Ray Bans with neon frames may be back in style–a blast from the recent past, for anyone who remember the ’80s and early ’90s with any kind of clarity–but when it comes to glasses for viewing films in 3D, bright colors have gone way out of style and black is, well, the new black. Yes, however nostalgic you may be for those two-toned plastic-lensed, paper-framed 3D glasses that have been the industry standard since the heyday of drive-in theaters, its time for a change–its time to bring on the black lenses and black frames. But don’t worry–taking the color out of 3D lenses isn’t going to take the color out of life. In fact, the very reason for this change has to do with improving the color of 3D films.
Like all stereo glasses two-toned 3D glasses function based on the principal of binocular vision. Your eyes see the world from slightly different angles, each eye capturing a subtly different image, which your brain mixes and adjusts to create a cohesive image. Older 3D films take advantage of this feat of human physiology by projecting a composite of two images, shot at slightly different angles to mimic the separate views of you eyes, one image more red and the other more blue (cyan, specifically). Here’s where the glasses come in: by coloring these “anaglyph” lenses in a complementary way, the components of the composite image enter your eyes separately. The red image enters only through the eye with a red lens, the cyan image only through the cyan lens. When your eyes combine the images, the two offset, differently colored images are overlapped in the brain and suddenly pop into 3D.
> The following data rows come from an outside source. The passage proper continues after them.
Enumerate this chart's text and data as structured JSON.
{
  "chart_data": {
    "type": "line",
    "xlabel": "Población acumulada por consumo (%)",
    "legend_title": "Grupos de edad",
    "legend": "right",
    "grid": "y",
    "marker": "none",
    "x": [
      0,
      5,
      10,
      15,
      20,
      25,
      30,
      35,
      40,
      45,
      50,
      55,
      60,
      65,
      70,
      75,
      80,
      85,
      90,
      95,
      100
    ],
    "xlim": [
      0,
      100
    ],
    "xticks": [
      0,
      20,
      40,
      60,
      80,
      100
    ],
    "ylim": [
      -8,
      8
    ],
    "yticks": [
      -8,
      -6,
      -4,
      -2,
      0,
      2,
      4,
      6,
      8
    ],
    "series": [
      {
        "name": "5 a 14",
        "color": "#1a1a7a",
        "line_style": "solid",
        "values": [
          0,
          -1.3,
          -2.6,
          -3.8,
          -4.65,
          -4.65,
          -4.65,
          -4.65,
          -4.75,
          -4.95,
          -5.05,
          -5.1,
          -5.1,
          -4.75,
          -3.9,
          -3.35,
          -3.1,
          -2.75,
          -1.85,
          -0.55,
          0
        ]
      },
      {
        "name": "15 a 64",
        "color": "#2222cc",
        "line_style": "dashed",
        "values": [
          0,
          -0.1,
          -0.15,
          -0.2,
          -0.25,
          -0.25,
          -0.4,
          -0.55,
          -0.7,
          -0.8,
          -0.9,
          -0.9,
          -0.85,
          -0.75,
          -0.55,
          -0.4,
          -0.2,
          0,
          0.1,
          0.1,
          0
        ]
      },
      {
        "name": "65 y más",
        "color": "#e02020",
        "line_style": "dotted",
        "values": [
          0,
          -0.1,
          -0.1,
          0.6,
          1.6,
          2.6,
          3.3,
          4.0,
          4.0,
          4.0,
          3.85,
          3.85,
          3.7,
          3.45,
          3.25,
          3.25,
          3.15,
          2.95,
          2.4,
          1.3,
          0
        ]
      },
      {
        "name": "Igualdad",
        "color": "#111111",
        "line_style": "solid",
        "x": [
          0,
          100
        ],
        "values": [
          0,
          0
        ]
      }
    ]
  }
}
But here’s problem: by altering the color of the two differently angled shots, the final 3D image always has a green cast to it (red + blue=green), the unnatural color making viewers continually aware that they are watching a film, that their eyes are being tricked. They can’t disappear into the world of the film–something that should happen more readily when viewing in 3D. Thankfully, there’s a new way of creating 3D without color shifts, allowing for a color-perfect 3D viewing experience. Instead of shifting the color of the projected images, the two separately shot, slightly angled images are both polarized. Polarizing an image means, very simply, that the image is made up of light that only travels in one direction. By using polarization filters to make one image of vertical light and one image of horizontal light–with the black lenses of the new 3D glasses having a vertically polarized lens in one eye, a horizontal lens in the other–allows for the same effect: one image in one eye, the other image in the other eye, resulting in perfectly-colored 3D image.
An alternative option is “shuttered glasses” in which a coating on each lens alternately shuts off in synchronization with the image on the screen. The glasses are synched to a projector emitting infrared signals.
Finally, for those nostalgic for the old anaglyph glasses there’s a excellent option for you too. Dolby is distributing a sophisticated “comb” anaglyph system that maintains color balance and creates an experience similar to polarized glasses. The glasses even look like to modern polarized glasses.
So no matter how you view 3D in theaters today your glasses will not interfere with you having a comfortable, immersive experience.